6. Limits of Scaling and the Future (49:33)
- Scaling Walls:
- Sub-100nm: Issues with power leakage, thin oxides, short channels.
- FinFETs help but aren’t a panacea.
- RF-CMOS in 5G:
- Used for mmWave (24–48 GHz) radios; also forms basis of 77 GHz radar.
- Looking to 6G & Beyond:
- 6G may require sub-terahertz (100–300 GHz) operation.
- Current CMOS cutoff record: 485 GHz (since 2007)—likely insufficient for 6G.
- Significant challenge: High-frequency operation requires not just cutoff frequency but dramatically higher power output with limited cooling in handsets.

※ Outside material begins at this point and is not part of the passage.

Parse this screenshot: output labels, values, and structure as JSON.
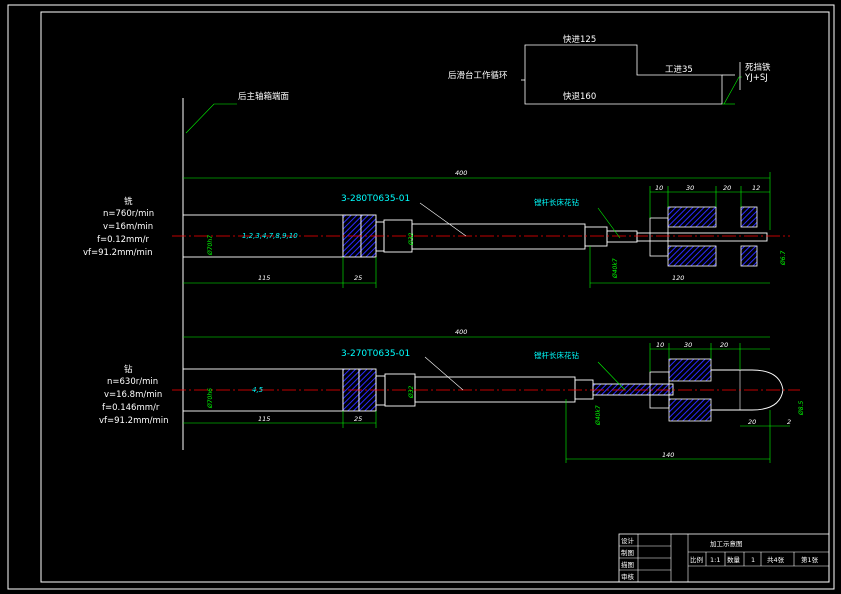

“If that is indeed the case, then perhaps the future of RFCMOS will involve going back to the past, meaning the use of heterogeneous integration to connect RFCMOS transceivers with power amplifiers made with III-V semiconductors. In other words, RF chiplets.”
—Jon Y, [52:44]
Reflection
- Industry may return to hybrid RF modules (RF chiplets)—combining CMOS with III-V materials for new frequency bands.
- 6G’s future is yet unclear—but if it happens, it might close the Moore’s Law era of RFCMOS scaling.
Notable Quotes & Memorable Moments
- On Technological Skepticism:
"One unnamed MIT professor said RF is a solved problem, and using an inferior technology like CMOS to solve it yet again is stupid squared."
—Jon Y, [25:47] - On the Impact of RFCMOS:
"The rise of RFCMOS was so significant that it ended a great deal of research being done on items like silicon BJTs and gallium arsenide MESFETs."
—Jon Y, [44:16] - On the Future:
"If that is indeed the case, then perhaps the future of RFCMOS will involve going back to the past, meaning the use of heterogeneous integration to connect RFCMOS transceivers with power amplifiers made with III-V semiconductors."
—Jon Y, [52:44]
Timestamps for Key Segments
| Segment | Timestamp | |-----------------------------------------------|------------| | What is RF, the signal chain explained | 00:02–05:00| | Early RF semiconductors: BJT, MESFET, GaAs | 08:42–15:20| | Origins and rise of CMOS | 16:08–21:10| | Silicon’s limitations & breakthrough moments | 21:13–31:27| | Fabricating passive devices on CMOS | 33:00–37:45| | Asad Abidi and the suspended inductor | 38:34–41:00| | Silicon Labs’ integrated RF CMOS chip | 43:05–45:44| | The RFCMOS boom and industry-wide adoption | 45:48–48:02| | 5G, future challenges, and heterogeneous ICs | 49:33–54:11|
Episode Takeaway
Jon Y makes clear that Moore’s Law didn’t just make computers faster and cheaper—it revolutionized the very circuits connecting people wirelessly, by bringing the benefits of scaling and integration to RF chips. As we hit physical and performance barriers at ever-higher frequencies, the next leap may require mixing CMOS with old rivals—heralding a new age of hybrid RF technologies.